Glioma Culture
NG97 cells were grown in plastic flasks (25 cm2) with RPMI 1640 medium (Sigma Chemical Co., St Louis, MO), supplemented with 50 μM 2-ME, 2 mM L- glutamine, 100 μg/mL garamycin and 20% inactivated fetal bovine serum (complete medium). The cultures were incubated at 37°C in an atmosphere containing 95% air and 5% CO2. The medium was changed after intervals of 48 hs and when the culture reached confluence, the subculture was performed by treatment with 0.05% trypsin and 0.02% ethylenediaminetetraacetic acid (EDTA).
Immunocytochemistry
Immunocytochemical analysis of glial markers (GFAP, vimentin and S-100 protein) was performed by using specific antibodies purchased from Dako Envision+ Systems/HRP (Dako Corporation, Carpinteria, CA). Briefly, cultured NG97 cells were harvested (at passage 15), washed using low speed centrifugation (150 × g, 10 minutes) and ressuspended in complete medium. Then, cells were cyto-centrifugated on glass slides, dried at room temperature for 15 minutes and fixed in cold acetone for 15 minutes at -20°C. After a thorough wash with 0.5% BSA in PBS, the cells were treated with polyclonal rabbit anti-GFAP, monoclonal anti-vimentin and polyclonal rabbit anti-S100 antibodies according to the manufactures' instructions. The bound primary antibody was detected using peroxidase labeled polymer conjugated to either mouse or rabbit secondary antibodies. Subsequently, the slides were incubated with a substrate mixture of 3,3-diaminobenzidine (DAB) and 0.02% H2O2. Cells were then counterstained with haematoxilin and eosin (HE). Control slides that stain positively for the specific antigens were used to assure correct staining and stability of reagents used. Negative controls included the omission of the primary antibody.
Phase Contrast Microscopy
Growing cells on cover slips were observed with a phase-contrast microscope (Olympus IX50 with a PMC35Dx photo micrographic system).

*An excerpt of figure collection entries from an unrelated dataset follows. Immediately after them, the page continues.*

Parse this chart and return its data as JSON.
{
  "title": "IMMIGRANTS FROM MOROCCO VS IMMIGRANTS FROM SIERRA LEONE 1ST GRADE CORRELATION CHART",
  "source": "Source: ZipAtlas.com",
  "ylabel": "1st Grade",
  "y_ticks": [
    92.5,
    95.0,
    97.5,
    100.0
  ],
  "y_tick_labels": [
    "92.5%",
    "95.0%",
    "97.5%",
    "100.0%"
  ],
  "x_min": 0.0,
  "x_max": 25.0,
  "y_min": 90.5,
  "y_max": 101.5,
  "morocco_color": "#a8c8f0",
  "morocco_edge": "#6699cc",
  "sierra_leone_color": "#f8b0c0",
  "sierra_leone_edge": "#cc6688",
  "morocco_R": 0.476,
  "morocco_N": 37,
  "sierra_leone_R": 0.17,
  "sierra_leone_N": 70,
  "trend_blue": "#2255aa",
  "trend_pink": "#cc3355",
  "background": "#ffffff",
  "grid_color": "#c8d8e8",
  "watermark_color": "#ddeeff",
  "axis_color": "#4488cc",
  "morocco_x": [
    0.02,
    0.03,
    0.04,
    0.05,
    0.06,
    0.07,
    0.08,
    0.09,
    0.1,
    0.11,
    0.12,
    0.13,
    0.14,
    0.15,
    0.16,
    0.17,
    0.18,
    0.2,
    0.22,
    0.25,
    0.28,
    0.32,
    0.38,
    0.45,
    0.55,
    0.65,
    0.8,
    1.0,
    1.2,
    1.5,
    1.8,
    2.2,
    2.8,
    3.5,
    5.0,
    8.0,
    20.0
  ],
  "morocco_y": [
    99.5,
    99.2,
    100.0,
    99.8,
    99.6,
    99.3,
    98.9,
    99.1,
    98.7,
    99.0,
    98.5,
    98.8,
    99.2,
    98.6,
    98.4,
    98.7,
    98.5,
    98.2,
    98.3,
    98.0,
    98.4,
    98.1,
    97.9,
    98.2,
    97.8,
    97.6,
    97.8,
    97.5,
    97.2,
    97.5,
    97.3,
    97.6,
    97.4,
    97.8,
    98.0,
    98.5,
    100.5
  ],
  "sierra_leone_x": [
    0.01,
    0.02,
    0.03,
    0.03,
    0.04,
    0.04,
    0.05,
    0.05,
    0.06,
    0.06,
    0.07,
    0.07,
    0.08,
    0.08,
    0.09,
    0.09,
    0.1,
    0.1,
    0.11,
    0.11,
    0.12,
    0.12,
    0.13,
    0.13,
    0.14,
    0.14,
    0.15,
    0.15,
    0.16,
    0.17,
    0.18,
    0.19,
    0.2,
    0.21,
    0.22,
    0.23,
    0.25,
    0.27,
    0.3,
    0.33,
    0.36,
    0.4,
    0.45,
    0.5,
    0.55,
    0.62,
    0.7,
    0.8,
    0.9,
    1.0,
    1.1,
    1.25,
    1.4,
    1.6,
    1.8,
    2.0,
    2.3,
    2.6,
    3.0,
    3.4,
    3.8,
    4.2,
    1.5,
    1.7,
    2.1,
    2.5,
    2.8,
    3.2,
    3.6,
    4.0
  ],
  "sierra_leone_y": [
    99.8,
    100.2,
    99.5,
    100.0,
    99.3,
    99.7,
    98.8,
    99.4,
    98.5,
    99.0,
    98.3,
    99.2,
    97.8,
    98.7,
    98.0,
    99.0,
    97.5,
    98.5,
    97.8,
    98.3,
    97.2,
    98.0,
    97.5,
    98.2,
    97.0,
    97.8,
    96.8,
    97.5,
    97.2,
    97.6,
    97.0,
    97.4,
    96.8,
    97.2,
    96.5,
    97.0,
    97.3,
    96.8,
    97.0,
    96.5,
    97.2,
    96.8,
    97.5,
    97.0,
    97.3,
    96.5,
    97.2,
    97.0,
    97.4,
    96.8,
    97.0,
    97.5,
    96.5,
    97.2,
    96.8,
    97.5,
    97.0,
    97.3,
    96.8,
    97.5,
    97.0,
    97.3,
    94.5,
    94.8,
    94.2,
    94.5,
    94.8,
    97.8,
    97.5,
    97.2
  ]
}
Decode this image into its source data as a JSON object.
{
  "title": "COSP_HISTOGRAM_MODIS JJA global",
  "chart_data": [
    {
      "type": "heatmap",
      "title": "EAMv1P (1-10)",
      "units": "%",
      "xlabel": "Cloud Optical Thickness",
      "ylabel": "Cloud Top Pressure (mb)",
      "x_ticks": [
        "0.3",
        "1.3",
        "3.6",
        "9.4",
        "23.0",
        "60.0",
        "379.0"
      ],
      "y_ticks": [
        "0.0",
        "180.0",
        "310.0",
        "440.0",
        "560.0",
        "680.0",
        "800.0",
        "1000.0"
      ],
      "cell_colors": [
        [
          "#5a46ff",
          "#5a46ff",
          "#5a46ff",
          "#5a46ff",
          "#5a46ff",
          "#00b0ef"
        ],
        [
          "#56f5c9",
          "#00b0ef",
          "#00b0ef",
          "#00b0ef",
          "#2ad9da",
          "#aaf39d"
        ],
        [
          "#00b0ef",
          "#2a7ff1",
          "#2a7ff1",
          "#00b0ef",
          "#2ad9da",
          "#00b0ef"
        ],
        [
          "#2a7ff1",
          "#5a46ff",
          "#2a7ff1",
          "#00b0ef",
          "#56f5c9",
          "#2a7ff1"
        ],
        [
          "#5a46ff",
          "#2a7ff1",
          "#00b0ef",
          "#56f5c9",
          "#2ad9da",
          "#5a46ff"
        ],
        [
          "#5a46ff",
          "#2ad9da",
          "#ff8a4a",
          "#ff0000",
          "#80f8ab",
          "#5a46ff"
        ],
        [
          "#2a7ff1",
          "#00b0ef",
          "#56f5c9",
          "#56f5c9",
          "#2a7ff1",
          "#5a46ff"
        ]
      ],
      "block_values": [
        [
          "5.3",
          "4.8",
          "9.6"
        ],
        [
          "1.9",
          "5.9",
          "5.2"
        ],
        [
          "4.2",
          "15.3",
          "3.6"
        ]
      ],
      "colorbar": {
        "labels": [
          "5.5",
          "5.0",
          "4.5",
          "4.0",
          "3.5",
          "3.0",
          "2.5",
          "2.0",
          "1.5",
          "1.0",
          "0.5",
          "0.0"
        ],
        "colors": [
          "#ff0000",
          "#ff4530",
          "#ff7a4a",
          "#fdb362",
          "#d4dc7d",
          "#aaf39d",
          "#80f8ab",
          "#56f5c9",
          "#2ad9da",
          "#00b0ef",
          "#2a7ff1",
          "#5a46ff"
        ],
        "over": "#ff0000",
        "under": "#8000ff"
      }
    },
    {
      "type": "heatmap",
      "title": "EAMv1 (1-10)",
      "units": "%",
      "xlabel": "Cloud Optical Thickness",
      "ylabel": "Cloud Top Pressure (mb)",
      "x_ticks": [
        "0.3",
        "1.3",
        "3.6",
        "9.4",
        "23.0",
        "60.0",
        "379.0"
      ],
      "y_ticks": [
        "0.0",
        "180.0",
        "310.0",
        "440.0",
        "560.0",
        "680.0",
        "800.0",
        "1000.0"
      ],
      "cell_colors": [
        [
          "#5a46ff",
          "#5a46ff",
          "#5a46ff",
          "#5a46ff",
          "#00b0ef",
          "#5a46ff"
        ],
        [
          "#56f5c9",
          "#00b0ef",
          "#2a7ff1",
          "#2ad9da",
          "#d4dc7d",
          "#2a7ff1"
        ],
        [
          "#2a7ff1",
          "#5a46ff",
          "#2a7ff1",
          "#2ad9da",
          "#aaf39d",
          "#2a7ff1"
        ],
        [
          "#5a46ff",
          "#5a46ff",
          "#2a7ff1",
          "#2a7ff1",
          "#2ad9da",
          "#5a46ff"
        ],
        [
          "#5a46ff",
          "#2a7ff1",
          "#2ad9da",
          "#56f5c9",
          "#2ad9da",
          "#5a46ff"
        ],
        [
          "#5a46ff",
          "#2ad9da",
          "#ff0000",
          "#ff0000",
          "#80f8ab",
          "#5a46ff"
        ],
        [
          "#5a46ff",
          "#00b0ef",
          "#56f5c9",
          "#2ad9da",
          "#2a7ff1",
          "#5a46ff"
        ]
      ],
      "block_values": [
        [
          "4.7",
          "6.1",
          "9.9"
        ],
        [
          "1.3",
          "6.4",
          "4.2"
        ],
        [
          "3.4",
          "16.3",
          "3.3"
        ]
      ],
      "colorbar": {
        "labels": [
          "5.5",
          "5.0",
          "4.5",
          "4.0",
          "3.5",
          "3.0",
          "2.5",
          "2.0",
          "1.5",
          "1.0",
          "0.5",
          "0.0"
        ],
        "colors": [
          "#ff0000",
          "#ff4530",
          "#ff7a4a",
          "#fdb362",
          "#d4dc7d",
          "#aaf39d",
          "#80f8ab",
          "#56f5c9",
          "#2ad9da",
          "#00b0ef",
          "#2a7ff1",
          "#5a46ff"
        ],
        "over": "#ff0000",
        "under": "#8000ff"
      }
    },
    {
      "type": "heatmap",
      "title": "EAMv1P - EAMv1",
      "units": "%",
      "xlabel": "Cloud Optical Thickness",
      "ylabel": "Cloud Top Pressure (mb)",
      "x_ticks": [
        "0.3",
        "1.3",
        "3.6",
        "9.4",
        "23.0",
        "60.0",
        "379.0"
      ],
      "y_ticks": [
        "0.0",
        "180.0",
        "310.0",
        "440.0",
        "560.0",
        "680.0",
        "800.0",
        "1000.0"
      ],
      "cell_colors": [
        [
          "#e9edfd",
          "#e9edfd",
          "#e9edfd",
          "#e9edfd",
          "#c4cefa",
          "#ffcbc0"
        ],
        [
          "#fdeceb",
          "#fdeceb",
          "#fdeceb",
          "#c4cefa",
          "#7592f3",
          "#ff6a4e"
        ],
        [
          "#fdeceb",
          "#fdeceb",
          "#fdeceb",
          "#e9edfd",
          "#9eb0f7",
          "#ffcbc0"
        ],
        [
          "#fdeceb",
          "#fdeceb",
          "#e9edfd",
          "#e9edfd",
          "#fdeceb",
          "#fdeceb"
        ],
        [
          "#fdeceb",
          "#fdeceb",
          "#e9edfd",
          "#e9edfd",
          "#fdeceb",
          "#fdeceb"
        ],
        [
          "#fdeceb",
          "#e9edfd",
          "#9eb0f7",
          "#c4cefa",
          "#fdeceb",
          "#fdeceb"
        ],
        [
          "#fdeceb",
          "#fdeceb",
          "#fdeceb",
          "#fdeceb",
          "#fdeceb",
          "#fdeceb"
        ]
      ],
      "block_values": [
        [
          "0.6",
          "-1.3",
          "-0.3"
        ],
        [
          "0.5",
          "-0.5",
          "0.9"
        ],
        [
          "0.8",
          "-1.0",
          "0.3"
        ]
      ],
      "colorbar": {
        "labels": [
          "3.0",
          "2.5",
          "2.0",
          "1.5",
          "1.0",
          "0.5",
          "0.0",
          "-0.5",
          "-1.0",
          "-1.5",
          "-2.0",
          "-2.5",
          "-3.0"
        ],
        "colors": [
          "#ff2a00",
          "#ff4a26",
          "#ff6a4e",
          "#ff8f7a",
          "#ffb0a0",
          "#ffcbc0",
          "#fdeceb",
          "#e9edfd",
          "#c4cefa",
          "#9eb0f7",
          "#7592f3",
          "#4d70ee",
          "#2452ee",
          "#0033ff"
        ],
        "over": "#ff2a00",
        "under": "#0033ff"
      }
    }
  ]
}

Scanning Electron Microscopy
NG97 cells were grown to sub confluence on 13 mm round cover slip in complete medium. The cells were fixed with 2.5% glutaraldehyde and 4% paraformaldehyde in phosphate buffer (pH 7.4) for 1 hour at room temperature. Then, the cells were post-fixed in 1.0% osmium tetroxide (OsO4) for 10 minutes, washed in 0.1 M phosphate buffer (pH 7.2) and dehydrated in a grade series of ethanol. Cover slips were critically point dried using liquid CO2 as transition fluid. The specimens were cold sputter coated with gold and observed in a JEOL JMS 5800 LV scanning electron microscope (SEM) accelerating voltage of 10 kV.
Growth Curve
NG97 cells were collected from 13th passage for determination of growth curves. Briefly, semi confluent cultures were trypsinized and cells resuspended in complete medium for counting. Cells (1 × 104) were plated into each well of a 12-well plate and counts from triplicate wells were made daily for 10 days. Trypsinized cells were counted in hemacytometer chamber and numbers were averaged for each time interval. Cell population doubling time was calculated from the linear phase of the growth curve, and the saturation density was the plateau point on the growth curve after the linear growth phase.